The new haproxy base image also no longer runs as root but as user called haproxy. You will have to make some minor modifications to the haproxy Dockerfile to keep everything working:
FROM haproxy:2.9.6-alpine
VOLUME [ "/certs" ]
# Switch back to root to install packages
USER root
RUN apk add --update inotify-tools
# Make haproxy user owner of certificate directory (is root by default)
RUN chown haproxy:haproxy /etc/ssl/private
# Switch back to haproxy user
USER haproxy
COPY haproxy.cfg /usr/local/etc/haproxy/haproxy.cfg
COPY start-haproxy.sh /start-haproxy
CMD /start-haproxy
@Maurits mentioned updating the HAProxy base image and making specific config adjustments (like replacing reqadd with http-request add-header and modifying the Dockerfile for non-root usage) to fix the [error] LogBackend: server responded with status code: 504.
Has anyone tried this solution yet? Just looking for a quick confirmation on whether it’s been tested and proven effective.

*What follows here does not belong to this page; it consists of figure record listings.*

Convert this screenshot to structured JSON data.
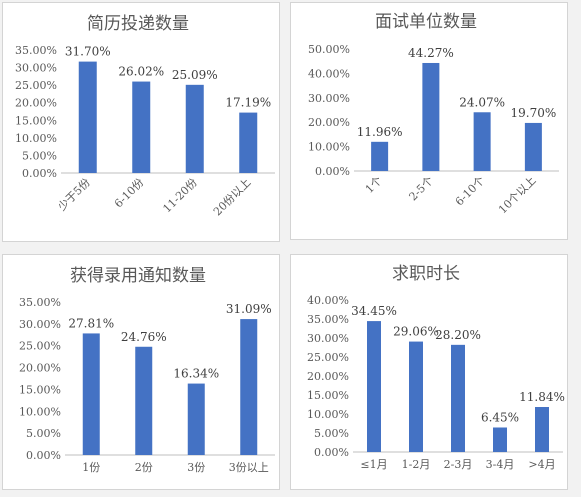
{
  "colors": {
    "bar": "#4472c4",
    "axis": "#bfbfbf",
    "text": "#595959",
    "background": "#ffffff"
  },
  "chart_data": [
    {
      "type": "bar",
      "title": "简历投递数量",
      "categories": [
        "少于5份",
        "6-10份",
        "11-20份",
        "20份以上"
      ],
      "values": [
        31.7,
        26.02,
        25.09,
        17.19
      ],
      "data_labels": [
        "31.70%",
        "26.02%",
        "25.09%",
        "17.19%"
      ],
      "y_ticks": [
        "0.00%",
        "5.00%",
        "10.00%",
        "15.00%",
        "20.00%",
        "25.00%",
        "30.00%",
        "35.00%"
      ],
      "ylim": [
        0,
        35
      ],
      "x_tick_rotation": "-45deg",
      "grid": false
    },
    {
      "type": "bar",
      "title": "面试单位数量",
      "categories": [
        "1个",
        "2-5个",
        "6-10个",
        "10个以上"
      ],
      "values": [
        11.96,
        44.27,
        24.07,
        19.7
      ],
      "data_labels": [
        "11.96%",
        "44.27%",
        "24.07%",
        "19.70%"
      ],
      "y_ticks": [
        "0.00%",
        "10.00%",
        "20.00%",
        "30.00%",
        "40.00%",
        "50.00%"
      ],
      "ylim": [
        0,
        50
      ],
      "x_tick_rotation": "-45deg",
      "grid": false
    },
    {
      "type": "bar",
      "title": "获得录用通知数量",
      "categories": [
        "1份",
        "2份",
        "3份",
        "3份以上"
      ],
      "values": [
        27.81,
        24.76,
        16.34,
        31.09
      ],
      "data_labels": [
        "27.81%",
        "24.76%",
        "16.34%",
        "31.09%"
      ],
      "y_ticks": [
        "0.00%",
        "5.00%",
        "10.00%",
        "15.00%",
        "20.00%",
        "25.00%",
        "30.00%",
        "35.00%"
      ],
      "ylim": [
        0,
        35
      ],
      "x_tick_rotation": "0deg",
      "grid": false
    },
    {
      "type": "bar",
      "title": "求职时长",
      "categories": [
        "≤1月",
        "1-2月",
        "2-3月",
        "3-4月",
        ">4月"
      ],
      "values": [
        34.45,
        29.06,
        28.2,
        6.45,
        11.84
      ],
      "data_labels": [
        "34.45%",
        "29.06%",
        "28.20%",
        "6.45%",
        "11.84%"
      ],
      "y_ticks": [
        "0.00%",
        "5.00%",
        "10.00%",
        "15.00%",
        "20.00%",
        "25.00%",
        "30.00%",
        "35.00%",
        "40.00%"
      ],
      "ylim": [
        0,
        40
      ],
      "x_tick_rotation": "0deg",
      "grid": false
    }
  ]
}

I’ve been running this in our dev environment for a week now and everything seems stable. (Tested API and VPN). The reason changing those timeouts worked for drcnyc is because he’s using a haproxy helm chart with a more recent haproxy version compared the one openbalena is currently using.
Hello @Maurits ,
The HAProxy update worked flawlessly, but now I’m seeing an error in the balena_supervisor logs: [error] LogBackend: server responded with status code: 408.
Additionally, I have a question regarding the certificate renewal process. Initially, I ran the quickstart script without the -c parameter and with the OPENBALENA_ACME_CERT_ENABLED environment variable set to false.
I’m not seeing any errors in my balena_supervisor logs. Have you checked if the API is working correctly? Anything in the API logs? Is https://api.{yourdomain}/ping returning OK?
We use the cert-provider to handle the renewal of certificates so I don’t know if I’ll be much help.
Probably better to start a new topic for that unless it’s related to this.
What certificate provider do you use and how did you configure it?
I’m from Chile, I don’t speak English, but I see that you use openbalena, is it possible that we can talk directly? In a chat? To ask you those questions?